Ian Steen

Personal information
- Date of birth: 30 December 1954 (age 70)
- Place of birth: Dundee, Scotland
- Position(s): Forward

Youth career
- Blackpool

Senior career*
- Years: Team / Apps / (Gls)
- 1972–1974: Dundee United / 3 / (0)
- 1975–1976: Forfar Athletic / 24 / (1)
- 1976–1979: Stranraer / 98 / (6)
- 1979–1983: Raith Rovers / 72 / (5)
- 1983–1985: East Stirlingshire / 63 / (0)
- Total:  / 260 / (12)

= Ian Steen =

Scottish footballer

Ian Steen (born 30 December 1954) is a Scottish former footballer who played as a forward.

==Career ==
Steen began his professional career in 1972 with Dundee United but managed just three league appearances before moving to Forfar Athletic in 1975. Steen's single season at Station Park preceded a move to Stranraer, where he spent three years and made just under 100 league appearances.

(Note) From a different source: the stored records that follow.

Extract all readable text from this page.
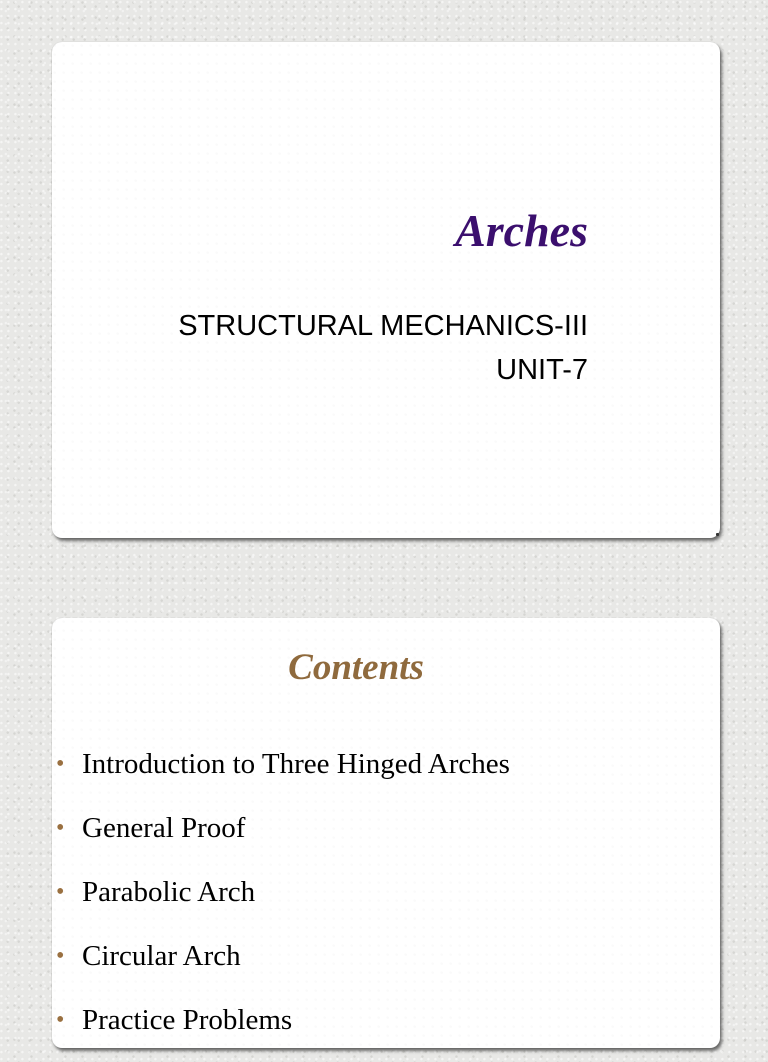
Arches
STRUCTURAL MECHANICS-III
UNIT-7
Contents
• Introduction to Three Hinged Arches
• General Proof
• Parabolic Arch
• Circular Arch
• Practice Problems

A 1979 move to Raith Rovers brought four years of football in Fife before Steen ended his career with a two-year spell at East Stirlingshire.

After leaving professional football, Steen moved to England for work reasons and played non-league football. He now lives in Peterborough with his wife and two teenage daughters and works in the printing industry.